EAQ – Vous êtes maintenant à Bâle, à quelques jours de la première demi-finale de l’Eurovision 2025. Quel est votre état d’esprit ?

Guilherme – Nous sommes vraiment excités de finir cette étape sur cette scène. Cela représente deux mois de dur labeur pour arriver ici et nous sommes réellement heureux de nos répétitions. Nous avons hâte de montrer ce que nous avons réalisé pour le public.

Vous avez gagné le Festival da Canção en mars dernier. Comment avez-vous décidé de prendre part à cette compétition ?

Guilherme – Nous avons reçu une invitation de la part du Festival da Canção pour composer une chanson et nous avons pensé que c’était une bonne opportunité de montrer notre musique à un public plus nombreux. Nous étions un petit groupe, avec un public de niche et nous avons pensé que ce serait une bonne plateforme pour partager nos chansons avec une audience plus large. Et cela a bien fonctionné !

Est-ce que l’Eurovision est un programme familier pour vous ?

João – Pas vraiment, ce n’est pas quelque chose que nous suivions ou que nous regardions religieusement chaque année. Mais oui, depuis que Salvador (Sobral) a gagné, tout le monde au Portugal est un peu plus attentif à ce sujet. Et bien sûr, nous avons commencé à le regarder avec un regard différent.

La semaine prochaine, vous allez monter sur la scène de l’Eurovision avec le titre Deslocado. Pouvez-vous nous en dire plus sur cette chanson ?

Guilherme – Nous sommes originaires de l’île de Madère. C’est une île portugaise au milieu de l’océan, un peu éloignée du pays. Nous sommes nés là-bas et quand nous avons eu dix-huit ans, nous sommes partis étudier à l’université à Lisbonne. C’est une chose commune pour les gens de Madère, car nous n’avons pas beaucoup d’offres de cours dans notre petite université. Beaucoup de gens partent à cet âge-là vivre seul dans une grande ville comme Lisbonne. Nous n’étions pas une exception, nous sommes tous passés par le même processus. Aller à Lisbonne, vivre seul, être forcé à grandir rapidement et apprendre à faire les choses seul, cela représente un défi depuis notre arrivée. C’est ce dont parle la chanson, ainsi que de la manière dont notre terre nous manque : nos familles, la magie que l’île possède, le climat, l’hiver, la nourriture… Tout cela, nous le portons dans nos cœurs. Même si nous aimons Lisbonne, nous n’en serons jamais aussi proches que nous ne le sommes de Madère.

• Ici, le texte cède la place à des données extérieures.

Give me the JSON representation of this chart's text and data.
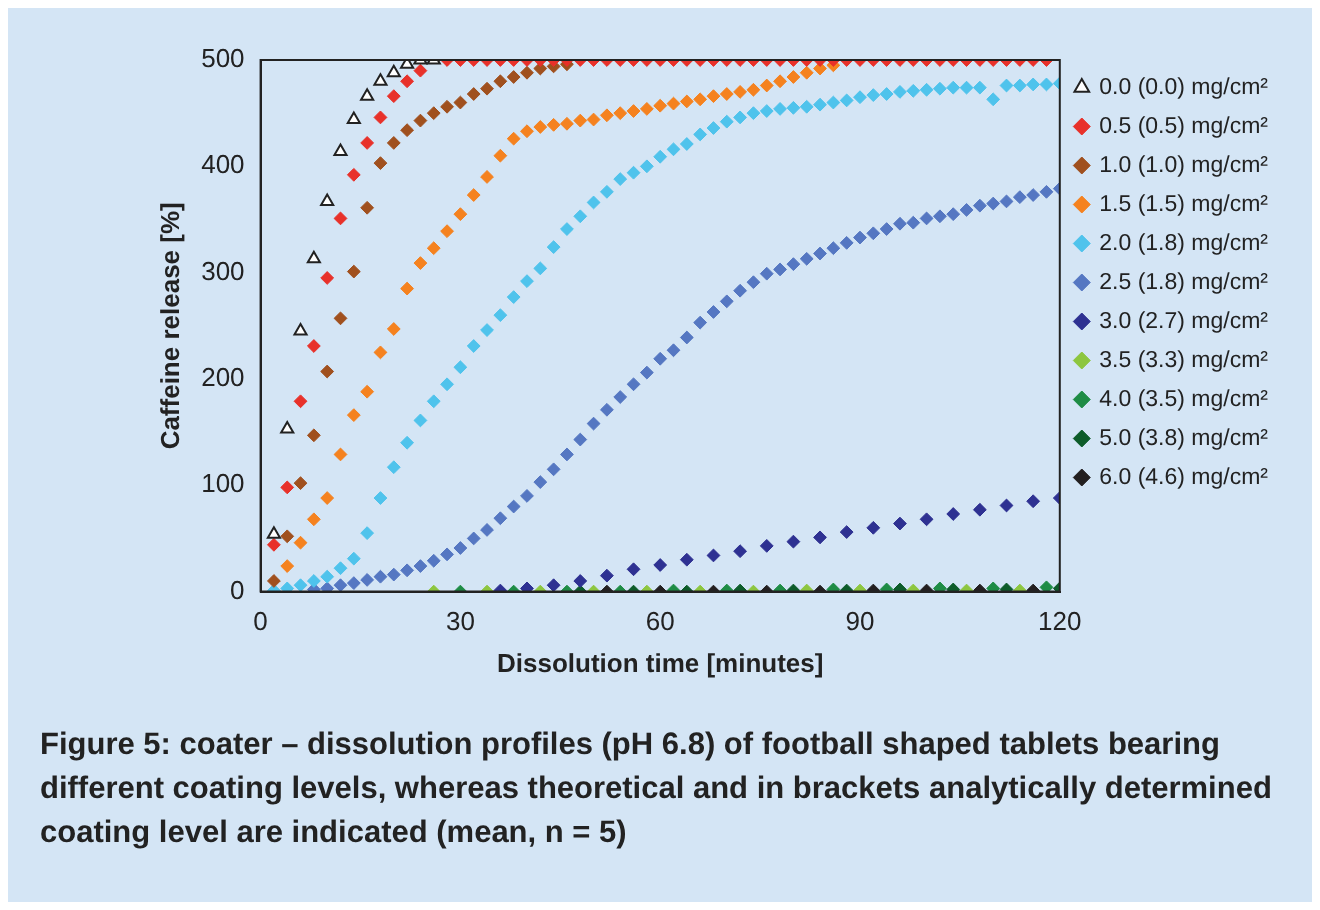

Lourenço – Le message que la chanson transmet est rapidement devenu viral. Même si nous parlons de notre histoire et de notre voyage de Madère à Lisbonne, nous avons vite compris que beaucoup de gens partageaient aussi ce sentiment. Le « mal de l’âme » – la saudade en portugais – est une chose très commune. Les gens ont vraiment été touchés par ce message, qui a réellement essaimé en musique à travers l’Europe.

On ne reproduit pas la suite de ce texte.